We were enjoying this standing at the pavement. My favourite is actually the chocolate and cassis one that you see here half bitten. My mum and I took a bite in the restaurant we were eating in only to be chastised by the old french guy running the place. Hence we hastily shoved it back into the bag resulting in this!

The filling was a rich dark chocolate ganache with the real cassis fruit mixed within. Not dried, fresh but pressed into pulp. There were slight acidic notes of red wine ( it’s probably from the cassis) which complemented perfectly with the luscious dark bitter chocolate. The shells were puffy and moist causing the macaron to literally melt in your mouth after just a few chews.

I like the chesnut flavoured one as well which had some shiny gold glitter sprayed onto it’s light brown macaron shell.

Perhaps the most unconventional one would have to be the white truffle and hazelnut macaron

The earthy notes of white truffle ( note that he uses the more expensive white truffle, cousin to the black truffle which is less potent) complement the nutty flavour of the single hazelnut nestled in the centre. Do you see it in the picture above?

The traditional rose, vanilla, chocolate, pistachio and citron macarons ( some not pictured here because I bought it during my second round) all had full bodied flavours unmatched by any other macaron I’ve tried in france and in Singapore. Of course the passionfruit and milk chocolate macaron ( it is copied by so many like canele) beats everyone else’s hands down.

Besides macarons, pierre herme’s crossiants are also touted to be one of the best in france.
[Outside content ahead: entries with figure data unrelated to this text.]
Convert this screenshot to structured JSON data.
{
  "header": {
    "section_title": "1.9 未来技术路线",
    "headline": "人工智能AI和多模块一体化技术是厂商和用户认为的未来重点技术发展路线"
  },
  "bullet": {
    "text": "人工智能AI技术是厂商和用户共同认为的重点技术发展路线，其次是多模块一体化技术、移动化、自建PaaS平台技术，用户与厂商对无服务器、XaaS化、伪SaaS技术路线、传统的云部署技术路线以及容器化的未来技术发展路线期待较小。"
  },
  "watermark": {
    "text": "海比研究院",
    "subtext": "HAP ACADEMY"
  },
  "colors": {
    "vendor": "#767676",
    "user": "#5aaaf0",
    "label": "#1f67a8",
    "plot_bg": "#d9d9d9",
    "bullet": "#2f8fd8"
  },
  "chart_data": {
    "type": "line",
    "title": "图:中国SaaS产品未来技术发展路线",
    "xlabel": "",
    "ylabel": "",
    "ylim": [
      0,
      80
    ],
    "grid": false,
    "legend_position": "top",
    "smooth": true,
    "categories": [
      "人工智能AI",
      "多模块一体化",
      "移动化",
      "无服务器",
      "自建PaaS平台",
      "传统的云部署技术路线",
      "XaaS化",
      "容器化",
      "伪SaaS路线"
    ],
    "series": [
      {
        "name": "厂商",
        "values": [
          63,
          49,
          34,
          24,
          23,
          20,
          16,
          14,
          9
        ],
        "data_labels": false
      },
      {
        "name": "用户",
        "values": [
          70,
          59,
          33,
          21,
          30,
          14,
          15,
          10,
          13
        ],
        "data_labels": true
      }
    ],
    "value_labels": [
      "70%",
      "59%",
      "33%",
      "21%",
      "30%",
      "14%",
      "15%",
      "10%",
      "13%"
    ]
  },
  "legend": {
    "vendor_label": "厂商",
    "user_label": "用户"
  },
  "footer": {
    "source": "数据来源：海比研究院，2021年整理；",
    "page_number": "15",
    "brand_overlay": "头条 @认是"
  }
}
Pierre Herme has this insane fetish over the ispahan. I really love this rendition of the Ispahan crossiant. Truly novel, bursting with flowery notes of rose from the preserves stuffed in the bottom most layer and infused in the sugar liberally sprinkled on top of royal icing. His crossiants are flaky and a little chewy as you go deeper inside. Every bite was a happy indulgence 🙂

As long as pastry chefs like Pierre Herme are around, and the beautiful architecture and scenery in paris remains unadulterated, I’ll still continue returning to france. However, beware of  all those snotty old french men with pointy noses and the disgusting level of pickpocketing and cheating of tourists ( i was a victim!).